Machine Learning – Using the Gap Statistic to Compare Clustering Algorithms

clusteringdata miningmachine learning

I want to compare the performances of two clustering algorithms that give me different numbers of clusters. I recently learned about the gap statistic. However, from what I have learned, this statistic is used to find the optimal number of clusters for one algorithm (On that page, for example, it is used to find the best number of clusters for k-means). Is it possible to use it to compare which algorithm clusters gives the best performances? (finds the clustering that minimises the distance in clusters and maximized the distance between them)

Best Answer

Logically, the answer should be yes: you may compare, by the same criterion, solutions different by the number of clusters and/or the clustering algorithm used. Majority of the many internal clustering criterions (one of them being Gap statistic) are not tied (in proprietary sense) to a specific clustering method: they are apt to assess the clusters whatever method used. They just do not "know" if the being compared solutions with various number of clusters have come from the same or from different clustering methods.

However the majority of criterions should be applied to the same clustered dataset, unless a criterion value is well-thought standardized (which is not an easy task).


P.S. In their reasonable answer @Anony-Mousse raised an aspect which I had decided to hush up above.

By comparing different algorithms with a measure that correlates with some of the objective functions, you will be more likely measuring how similar the algorithm is to [that criterion], but not how good it actually works.
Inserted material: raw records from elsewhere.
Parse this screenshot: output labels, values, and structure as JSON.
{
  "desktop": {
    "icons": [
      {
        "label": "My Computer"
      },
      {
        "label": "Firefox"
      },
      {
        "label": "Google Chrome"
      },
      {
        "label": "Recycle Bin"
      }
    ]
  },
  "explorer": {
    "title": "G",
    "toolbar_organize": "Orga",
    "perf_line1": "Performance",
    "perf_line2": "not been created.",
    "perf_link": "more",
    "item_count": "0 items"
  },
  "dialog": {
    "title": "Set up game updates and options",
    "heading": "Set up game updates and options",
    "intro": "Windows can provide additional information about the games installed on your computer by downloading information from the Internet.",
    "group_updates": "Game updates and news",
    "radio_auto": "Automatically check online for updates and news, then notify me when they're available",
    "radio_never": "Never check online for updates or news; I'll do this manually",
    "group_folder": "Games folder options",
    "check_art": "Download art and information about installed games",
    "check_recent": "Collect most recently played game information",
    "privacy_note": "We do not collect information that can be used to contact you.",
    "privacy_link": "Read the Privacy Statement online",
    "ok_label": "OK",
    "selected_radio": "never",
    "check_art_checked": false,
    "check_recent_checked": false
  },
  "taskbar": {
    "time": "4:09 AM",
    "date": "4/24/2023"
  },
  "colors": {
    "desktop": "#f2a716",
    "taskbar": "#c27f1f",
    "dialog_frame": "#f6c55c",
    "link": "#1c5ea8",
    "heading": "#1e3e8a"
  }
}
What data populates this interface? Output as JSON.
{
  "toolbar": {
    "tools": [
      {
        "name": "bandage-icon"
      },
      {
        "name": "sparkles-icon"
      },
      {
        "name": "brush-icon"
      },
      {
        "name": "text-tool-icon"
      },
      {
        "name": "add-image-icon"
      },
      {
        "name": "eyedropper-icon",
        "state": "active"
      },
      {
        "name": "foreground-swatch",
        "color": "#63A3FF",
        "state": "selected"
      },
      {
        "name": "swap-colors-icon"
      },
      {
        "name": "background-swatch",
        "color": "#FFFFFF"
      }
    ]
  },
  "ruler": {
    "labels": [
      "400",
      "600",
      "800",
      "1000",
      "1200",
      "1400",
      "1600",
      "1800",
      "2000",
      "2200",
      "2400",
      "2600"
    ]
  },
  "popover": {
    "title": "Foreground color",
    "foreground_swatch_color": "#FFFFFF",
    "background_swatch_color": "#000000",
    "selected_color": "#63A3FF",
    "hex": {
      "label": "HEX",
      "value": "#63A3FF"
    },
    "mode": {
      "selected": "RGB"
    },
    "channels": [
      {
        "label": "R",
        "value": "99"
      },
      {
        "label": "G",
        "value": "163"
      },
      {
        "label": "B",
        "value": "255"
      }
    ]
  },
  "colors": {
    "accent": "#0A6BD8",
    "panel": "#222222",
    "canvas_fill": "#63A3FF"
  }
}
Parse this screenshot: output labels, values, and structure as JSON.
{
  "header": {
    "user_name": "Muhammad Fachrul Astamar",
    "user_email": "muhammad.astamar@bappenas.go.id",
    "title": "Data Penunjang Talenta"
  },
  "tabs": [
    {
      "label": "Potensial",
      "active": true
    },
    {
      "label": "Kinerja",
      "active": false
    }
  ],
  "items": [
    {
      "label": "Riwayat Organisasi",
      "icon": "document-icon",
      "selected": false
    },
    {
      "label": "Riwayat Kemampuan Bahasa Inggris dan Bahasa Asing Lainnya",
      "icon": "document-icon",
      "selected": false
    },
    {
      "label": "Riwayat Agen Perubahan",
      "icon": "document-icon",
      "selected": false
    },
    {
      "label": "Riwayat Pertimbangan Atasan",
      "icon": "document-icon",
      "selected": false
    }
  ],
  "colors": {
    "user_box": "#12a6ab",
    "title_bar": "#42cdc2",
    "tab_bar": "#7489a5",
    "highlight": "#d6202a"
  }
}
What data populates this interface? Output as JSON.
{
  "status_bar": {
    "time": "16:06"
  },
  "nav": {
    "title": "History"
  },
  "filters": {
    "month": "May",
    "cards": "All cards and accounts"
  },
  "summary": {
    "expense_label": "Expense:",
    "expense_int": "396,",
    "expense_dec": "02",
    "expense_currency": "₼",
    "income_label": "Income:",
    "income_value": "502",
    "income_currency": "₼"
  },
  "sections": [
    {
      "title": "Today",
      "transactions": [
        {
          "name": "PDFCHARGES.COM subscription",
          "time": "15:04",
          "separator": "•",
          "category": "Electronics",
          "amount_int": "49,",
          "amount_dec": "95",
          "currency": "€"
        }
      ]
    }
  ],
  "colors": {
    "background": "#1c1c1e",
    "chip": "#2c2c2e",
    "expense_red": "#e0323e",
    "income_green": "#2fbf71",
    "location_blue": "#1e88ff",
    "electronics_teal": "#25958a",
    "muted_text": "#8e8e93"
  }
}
There exist no balanced or "universal" clustering criterions; any one of them bears some homology to the objective function of this and not that clustering algorithm, by virtue of which it tends to "prefer" one algorithm to another (and one shape of clusters to another, too). Gap statistic retains something of the K-means function, while Silhouette has clear trace of average linkage hierarchical method. They are not "orthogonal" to anything. A clustering criterion is itself an objective function of some clustering algorithm not invented exactly so, yet. An algorithm is good for us (in respect to cluster separability) if it wins when judged by the criterion we want. And it is unclear what else it might be that is the measure of how good it actually works (from the point of view of internal validation, I mean).